Symbolism, Imagery, Allegory

Read any analysis of "The Return of Chorb" and you’re bound to see a mention or two of Orpheus, the guy from Greek mythology. Where is everyone getting this from? The big tip-off is the STATUE OF ORPHEUS that features prominently in paragraph 33, when the prostitute is looking out the window of the hotel room to the opera house across the street. That sure got everyone thinking.

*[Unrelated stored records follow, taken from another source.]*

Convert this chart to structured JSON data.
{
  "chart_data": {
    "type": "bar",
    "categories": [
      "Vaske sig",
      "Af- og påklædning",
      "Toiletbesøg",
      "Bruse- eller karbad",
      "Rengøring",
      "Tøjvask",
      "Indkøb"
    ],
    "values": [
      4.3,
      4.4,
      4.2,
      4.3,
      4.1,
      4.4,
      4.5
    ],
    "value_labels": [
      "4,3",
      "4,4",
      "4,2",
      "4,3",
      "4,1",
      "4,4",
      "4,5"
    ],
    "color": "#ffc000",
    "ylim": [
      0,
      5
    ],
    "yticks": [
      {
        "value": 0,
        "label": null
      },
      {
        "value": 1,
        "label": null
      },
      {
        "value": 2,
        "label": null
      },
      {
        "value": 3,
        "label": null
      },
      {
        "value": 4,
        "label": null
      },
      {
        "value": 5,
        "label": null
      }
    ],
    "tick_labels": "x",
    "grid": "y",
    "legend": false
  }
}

Now, who is this Orpheus character? In Greek mythology, Orpheus was a famous musician. He played the lyre so beautifully that he could make the animals stop and listen and the trees shake. He was also married to a woman named Eurydice, which was great until she stepped on a snake and was bitten and killed. Orpheus then played really sad music really well, which meant the trees were no longer dancing so much as they were weeping rivers. Since the whole scene was a big drag, the gods gave Orpheus advice: go to the underworld and get your wife back. Orpheus did, and so impressed Hades with his musical abilities that the God of the Underworld agreed to let Eurydice go – on one condition. She would follow Orpheus up out of the Underworld, but he wasn’t allowed to look behind him. If he did, she would be lost to him forever. He just had to trust that she was there. So Orpheus sets out, but just before he reaches the real world he gets nervous, looks behind him, and sees Eurydice for a fleeting moment before she disappears.

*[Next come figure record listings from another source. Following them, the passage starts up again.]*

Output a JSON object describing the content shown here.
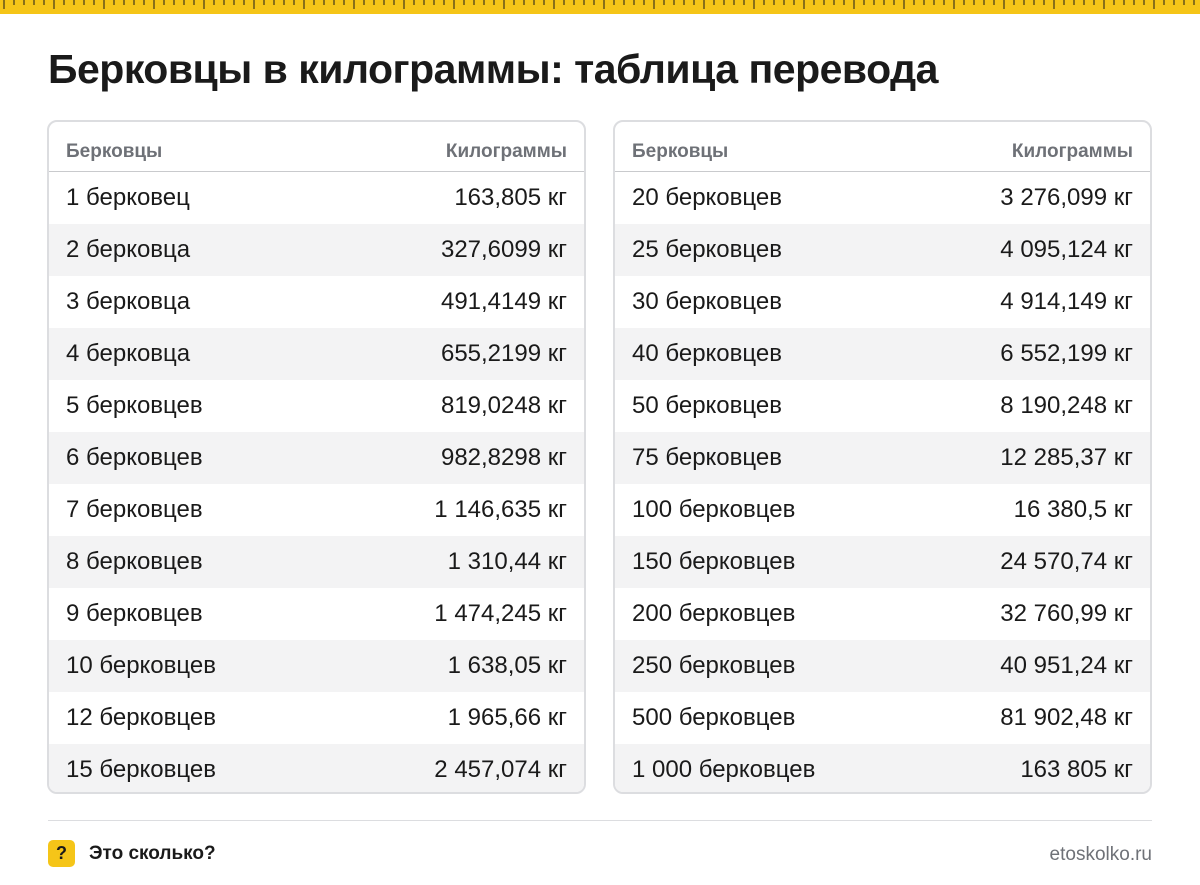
{
  "title": "Берковцы в килограммы: таблица перевода",
  "colors": {
    "accent": "#f5c518",
    "border": "#dcdde0",
    "stripe": "#f3f3f4",
    "header_text": "#6e7177"
  },
  "tables": [
    {
      "header": {
        "col1": "Берковцы",
        "col2": "Килограммы"
      },
      "rows": [
        {
          "unit": "1 берковец",
          "kg": "163,805 кг"
        },
        {
          "unit": "2 берковца",
          "kg": "327,6099 кг"
        },
        {
          "unit": "3 берковца",
          "kg": "491,4149 кг"
        },
        {
          "unit": "4 берковца",
          "kg": "655,2199 кг"
        },
        {
          "unit": "5 берковцев",
          "kg": "819,0248 кг"
        },
        {
          "unit": "6 берковцев",
          "kg": "982,8298 кг"
        },
        {
          "unit": "7 берковцев",
          "kg": "1 146,635 кг"
        },
        {
          "unit": "8 берковцев",
          "kg": "1 310,44 кг"
        },
        {
          "unit": "9 берковцев",
          "kg": "1 474,245 кг"
        },
        {
          "unit": "10 берковцев",
          "kg": "1 638,05 кг"
        },
        {
          "unit": "12 берковцев",
          "kg": "1 965,66 кг"
        },
        {
          "unit": "15 берковцев",
          "kg": "2 457,074 кг"
        }
      ]
    },
    {
      "header": {
        "col1": "Берковцы",
        "col2": "Килограммы"
      },
      "rows": [
        {
          "unit": "20 берковцев",
          "kg": "3 276,099 кг"
        },
        {
          "unit": "25 берковцев",
          "kg": "4 095,124 кг"
        },
        {
          "unit": "30 берковцев",
          "kg": "4 914,149 кг"
        },
        {
          "unit": "40 берковцев",
          "kg": "6 552,199 кг"
        },
        {
          "unit": "50 берковцев",
          "kg": "8 190,248 кг"
        },
        {
          "unit": "75 берковцев",
          "kg": "12 285,37 кг"
        },
        {
          "unit": "100 берковцев",
          "kg": "16 380,5 кг"
        },
        {
          "unit": "150 берковцев",
          "kg": "24 570,74 кг"
        },
        {
          "unit": "200 берковцев",
          "kg": "32 760,99 кг"
        },
        {
          "unit": "250 берковцев",
          "kg": "40 951,24 кг"
        },
        {
          "unit": "500 берковцев",
          "kg": "81 902,48 кг"
        },
        {
          "unit": "1 000 берковцев",
          "kg": "163 805 кг"
        }
      ]
    }
  ],
  "footer": {
    "badge_icon": "question-mark-icon",
    "badge_glyph": "?",
    "brand": "Это сколько?",
    "site": "etoskolko.ru"
  }
}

By now, you probably see a connection or two between the Orpheus myth and "The Return of Chorb." The live electric wire that killed Chorb’s wife is a little snake-like. Orpheus travels to the underworld and back, and Chorb takes a RETURN journey from France to Germany. If he had to, we could probably draw a parallel between the moment that Orpheus looks back and sees Eurydice and the moment that Chorb wakes in the night and sees his dead wife beside him.

But Chorb doesn’t WANT to get his wife back…right? Well, that’s an interesting question, and one with no clear answer. In a sense, Chorb is trying to conjure up an image of his wife that he can make "immortal" and thus keep forever. That’s a lot like what Orpheus was doing – trying to save his wife from death and make her thus immortal. On the other hand, Chorb is not OK with seeing the ghost of his dead wife. That’s what he’s trying to overcome with his quest. How you choose to view "The Return of Chorb" in light of the Orpheus myth is up to you.